A group of widows of miners killed in Springhill has finally won a 14-year campaign to have their full survivors benefits reimbursed by the province. Shirley Stone's husband, Victor Henwood, was killed in the 1956 mine explosion.
AMHERST – Shirley Shore still remembers the day she lost her husband in the Springhill mines.
She was 17 and her husband, Victor Henwood, was just 21 when he went underground for the last time on Nov. 1, 1956. Her husband was one of 39 miners killed when an explosion ripped through the Number 4 mine.
For many years, she and other widows of lost miners have been lobbying the province to reimburse widows’ benefits they lost nearly 30 years ago.
“I’m just numb,” Shore said upon learning the province has decided to reimburse widows’ benefits since 2009 for those with spouses who died on the job. “I am stunned right now, it hasn’t sunk in.
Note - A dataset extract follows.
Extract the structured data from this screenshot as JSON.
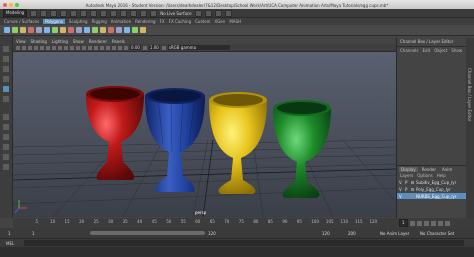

It’s been a long, long time and in fact I had given up. I really didn’t know anyone was still working on this.”
Shore, who is now 74, left Springhill with her parents soon after the mine explosion to live in Montreal. She would later remarry and move to the Greenwood area.
Widows whose spouses died before 1985 and who subsequently remarried were stripped of their survivor benefits. A Supreme Court of Canada ruling changed the parameters in 1999 and Nova Scotia changed its legislation so remarried women continued to review their survivor benefits, retroactive to the date of their remarriages. Benefits for women who remarried before 1985 were only retroactive to 1999, meaning they lost 14 years of benefits.
Deputy Premier Frank Corbett announced Friday that changes to the Workers Compensation Act will ensure those also get full retroactive benefits.
Veteran Liberal MLA Leo Glavine has been lobbying the province to do the right thing since he was elected in 2003. He said he was spurred into action after a visit from Shore.
Glavine first introduced legislation to reimburse the benefits in 2005 and re-introduced the bill five times since then. He’s pleased the government has finally acted.
“These women suffered terrible loss – some losing husbands in the Springhill mining disaster, some in other industrial accidents,” Glavine said. “Unfortunately, a number of widows waiting for benefits have since passed away. It has been a long road to this legislation.”
Glavine said he is disappointed it took the existing government four years to act, saying Corbett supported his legislation when in opposition in 2007.
The Liberal MLA said there are only about 35 Springhill widows remaining and just over a hundred widows in the province. He said 30 to 40 have died in recent years.
Shore, who has battled several health issues in recent years, said the money will come in handy with medical bills and other expenses.